At the Marriott Group hotels, says Chef Himanshu Taneja, Culinary Director, South Asia, “in keeping with the Marriott food philosophy of being local yet experiential, we have begun making changes in some of our properties. Take the case of Renaissance Mumbai, where we have introduced the concept of large and small plates, which have not just helped us reduce food costs and control wastage but also aided in increasing sale as diners have more options to indulge in — and order several dishes instead of one large portion of a salad or a sandwich.”
All-day diners have also introduced specialist chef-run counters. “In our new properties, the all-day dining would have Chinese and Thai counters run like popup restaurants helmed by master chefs.
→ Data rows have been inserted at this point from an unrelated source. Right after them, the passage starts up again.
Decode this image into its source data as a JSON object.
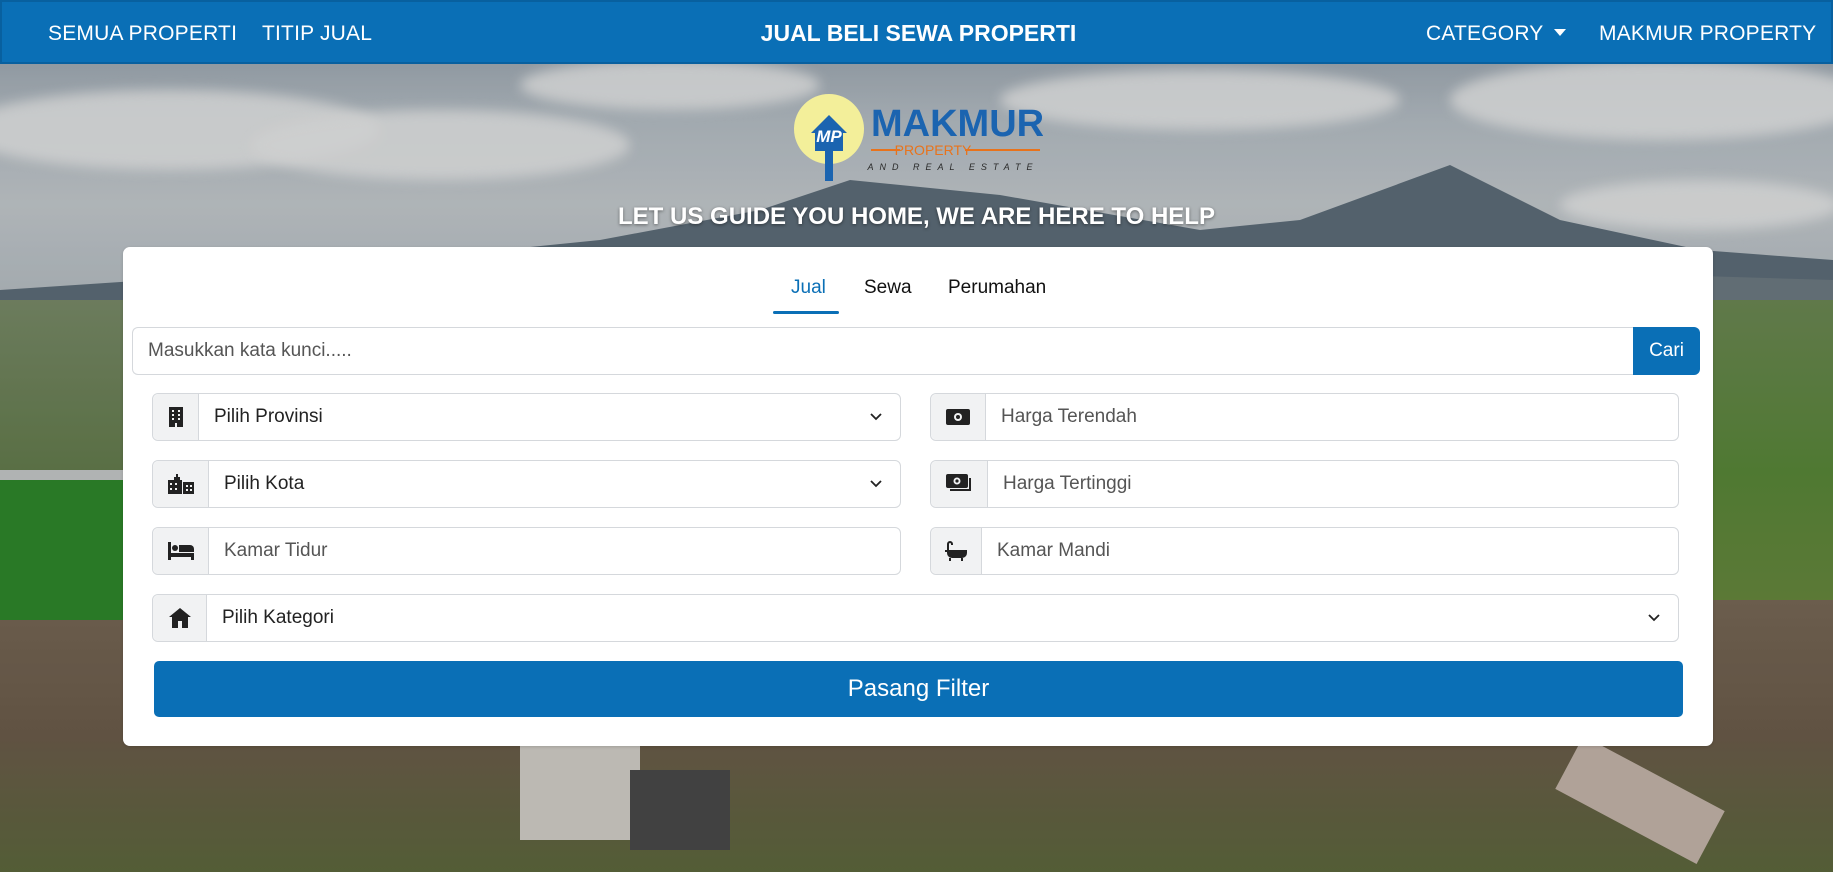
{
  "navbar": {
    "all_properties": "SEMUA PROPERTI",
    "consign": "TITIP JUAL",
    "title": "JUAL BELI SEWA PROPERTI",
    "category": "CATEGORY",
    "brand": "MAKMUR PROPERTY"
  },
  "logo": {
    "monogram": "MP",
    "name": "MAKMUR",
    "sub": "PROPERTY",
    "sub2": "AND REAL ESTATE"
  },
  "hero": {
    "tagline": "LET US GUIDE YOU HOME, WE ARE HERE TO HELP"
  },
  "tabs": [
    {
      "label": "Jual",
      "active": true
    },
    {
      "label": "Sewa",
      "active": false
    },
    {
      "label": "Perumahan",
      "active": false
    }
  ],
  "search": {
    "placeholder": "Masukkan kata kunci.....",
    "button": "Cari"
  },
  "filters": {
    "province": {
      "value": "Pilih Provinsi",
      "icon": "building-icon"
    },
    "city": {
      "value": "Pilih Kota",
      "icon": "city-icon"
    },
    "bedrooms": {
      "placeholder": "Kamar Tidur",
      "icon": "bed-icon"
    },
    "min_price": {
      "placeholder": "Harga Terendah",
      "icon": "money-bill-icon"
    },
    "max_price": {
      "placeholder": "Harga Tertinggi",
      "icon": "money-bills-icon"
    },
    "bathrooms": {
      "placeholder": "Kamar Mandi",
      "icon": "bath-icon"
    },
    "category": {
      "value": "Pilih Kategori",
      "icon": "home-icon"
    }
  },
  "submit": "Pasang Filter",
  "colors": {
    "primary": "#0a6fb6",
    "logo_blue": "#1b64b0",
    "logo_orange": "#e8731c",
    "logo_yellow": "#f3ef9a"
  }
}
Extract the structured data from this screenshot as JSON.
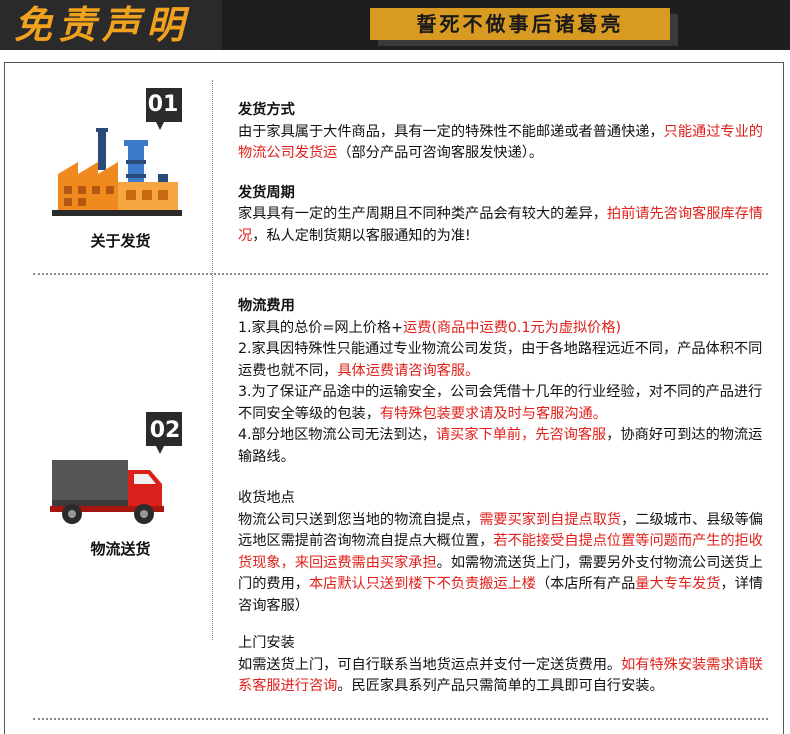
{
  "banner": {
    "title": "免责声明",
    "slogan": "誓死不做事后诸葛亮"
  },
  "section1": {
    "badge": "01",
    "label": "关于发货",
    "shipping_method": {
      "heading": "发货方式",
      "t1": "由于家具属于大件商品，具有一定的特殊性不能邮递或者普通快递，",
      "r1": "只能通过专业的物流公司发货运",
      "t2": "（部分产品可咨询客服发快递）。"
    },
    "shipping_period": {
      "heading": "发货周期",
      "t1": "家具具有一定的生产周期且不同种类产品会有较大的差异，",
      "r1": "拍前请先咨询客服库存情况",
      "t2": "，私人定制货期以客服通知的为准!"
    }
  },
  "section2": {
    "badge": "02",
    "label": "物流送货",
    "fees": {
      "heading": "物流费用",
      "l1_t": "1.家具的总价=网上价格+",
      "l1_r": "运费(商品中运费0.1元为虚拟价格)",
      "l2_t": "2.家具因特殊性只能通过专业物流公司发货，由于各地路程远近不同，产品体积不同运费也就不同，",
      "l2_r": "具体运费请咨询客服。",
      "l3_t": "3.为了保证产品途中的运输安全，公司会凭借十几年的行业经验，对不同的产品进行不同安全等级的包装，",
      "l3_r": "有特殊包装要求请及时与客服沟通。",
      "l4_t": "4.部分地区物流公司无法到达，",
      "l4_r": "请买家下单前，先咨询客服",
      "l4_t2": "，协商好可到达的物流运输路线。"
    },
    "pickup": {
      "heading": "收货地点",
      "t1": "物流公司只送到您当地的物流自提点，",
      "r1": "需要买家到自提点取货",
      "t2": "，二级城市、县级等偏远地区需提前咨询物流自提点大概位置，",
      "r2": "若不能接受自提点位置等问题而产生的拒收货现象，来回运费需由买家承担",
      "t3": "。如需物流送货上门，需要另外支付物流公司送货上门的费用，",
      "r3": "本店默认只送到楼下不负责搬运上楼",
      "t4": "（本店所有产品",
      "r4": "量大专车发货",
      "t5": "，详情咨询客服）"
    },
    "delivery": {
      "heading": "上门安装",
      "t1": "如需送货上门，可自行联系当地货运点并支付一定送货费用。",
      "r1": "如有特殊安装需求请联系客服进行咨询",
      "t2": "。民匠家具系列产品只需简单的工具即可自行安装。"
    }
  },
  "colors": {
    "accent_red": "#e0201a",
    "banner_gold": "#f0a21e",
    "banner_dark": "#1e1e1e"
  }
}
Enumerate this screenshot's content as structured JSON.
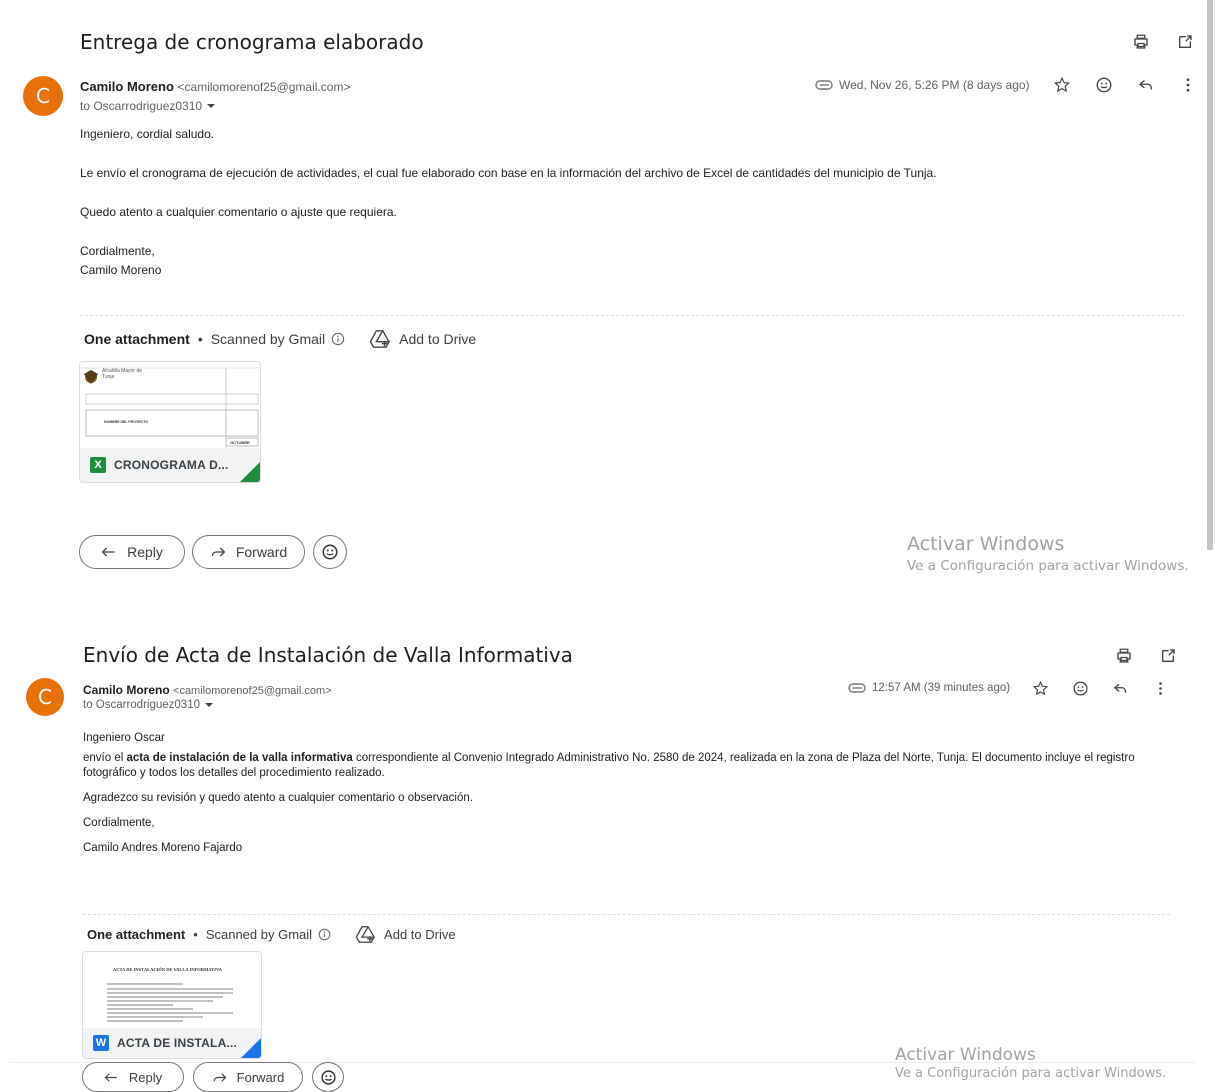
{
  "emails": [
    {
      "subject": "Entrega de cronograma elaborado",
      "sender_name": "Camilo Moreno",
      "sender_email": "<camilomorenof25@gmail.com>",
      "avatar_letter": "C",
      "to": "to Oscarrodriguez0310",
      "date": "Wed, Nov 26, 5:26 PM (8 days ago)",
      "body": [
        "Ingeniero, cordial saludo.",
        "Le envío el cronograma de ejecución de actividades, el cual fue elaborado con base en la información del archivo de Excel de cantidades del municipio de Tunja.",
        "Quedo atento a cualquier comentario o ajuste que requiera.",
        "Cordialmente,",
        "Camilo Moreno"
      ],
      "attachment": {
        "header": "One attachment",
        "scanned": "Scanned by Gmail",
        "add_to_drive": "Add to Drive",
        "file_label": "CRONOGRAMA D...",
        "file_type": "X",
        "file_color": "#1e8e3e",
        "thumb_org": "Alcaldía Mayor de Tunja",
        "thumb_row": "NOMBRE DEL PROYECTO",
        "thumb_cell": "OCTUBRE"
      },
      "reply_label": "Reply",
      "forward_label": "Forward"
    },
    {
      "subject": "Envío de Acta de Instalación de Valla Informativa",
      "sender_name": "Camilo Moreno",
      "sender_email": "<camilomorenof25@gmail.com>",
      "avatar_letter": "C",
      "to": "to Oscarrodriguez0310",
      "date": "12:57 AM (39 minutes ago)",
      "body": {
        "greeting": "Ingeniero Oscar",
        "p1_start": "envío el ",
        "p1_bold": "acta de instalación de la valla informativa",
        "p1_rest": " correspondiente al Convenio Integrado Administrativo No. 2580 de 2024, realizada en la zona de Plaza del Norte, Tunja. El documento incluye el registro fotográfico y todos los detalles del procedimiento realizado.",
        "p2": "Agradezco su revisión y quedo atento a cualquier comentario o observación.",
        "p3": "Cordialmente,",
        "p4": "Camilo Andres Moreno Fajardo"
      },
      "attachment": {
        "header": "One attachment",
        "scanned": "Scanned by Gmail",
        "add_to_drive": "Add to Drive",
        "file_label": "ACTA DE INSTALA...",
        "file_type": "W",
        "file_color": "#1a73e8",
        "thumb_title": "ACTA DE INSTALACIÓN DE VALLA INFORMATIVA"
      },
      "reply_label": "Reply",
      "forward_label": "Forward"
    }
  ],
  "watermark": {
    "title": "Activar Windows",
    "subtitle": "Ve a Configuración para activar Windows."
  }
}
We have also added a vegan breakfast with allergen segments that can take care of the special needs among diners. Local flavour-based menus are a vital part of our all-day dining transformation.
Like W Goa has a Burrata Pizza with Chicken Xacuti and a set menu lunch present in Bento Box style. In the coming years, we will work with many social communities to impart a local feel to the all-day diners. A special counter will be dedicated to them. Like in Amritsar, our all-day dining will have a counter of Pind Ka Khana and include chole kulche, barra and such.” So, what gives all-day diners such an edge over regular restaurants?
According to Vijayan Gangadharan, General Manager, Courtyard by Marriott Bhopal, “They register the maximum footfalls thanks to their Sunday brunches and the lunch and dinner buffets. Not only do they attract a good ROI but such initiatives have, over the years, transformed all-day diners into an informal family space and business lunch venues. They attract a large segment of diners who can be turned into patrons with clever marketing.”
Additionally, says Michael Butler, Director of Food & Beverage, Europe and India, Hyatt Group, “All-day dining venues typically have large multiple kitchens, which are a perfect platform for hotels to experiment and involve local communities through interactive brunches and live interactive cooking.
They offer local and international food and drink experiences and also promote well-being. Such partnerships with local communities have led to the creation of immersive culinary, drink and service experiences and have bridged the generational gap. They are social hubs for many people across India, much like the old cafes once were.”
Chef Metrani sees the refocussing on all-day dining as an excellent way to bring down food cost while upping the experience. “By upping the game, we are using the main kitchen instead of running kitchens of all other outlets. And the food cost, even if on a little higher side, can be effectively managed in the long run.”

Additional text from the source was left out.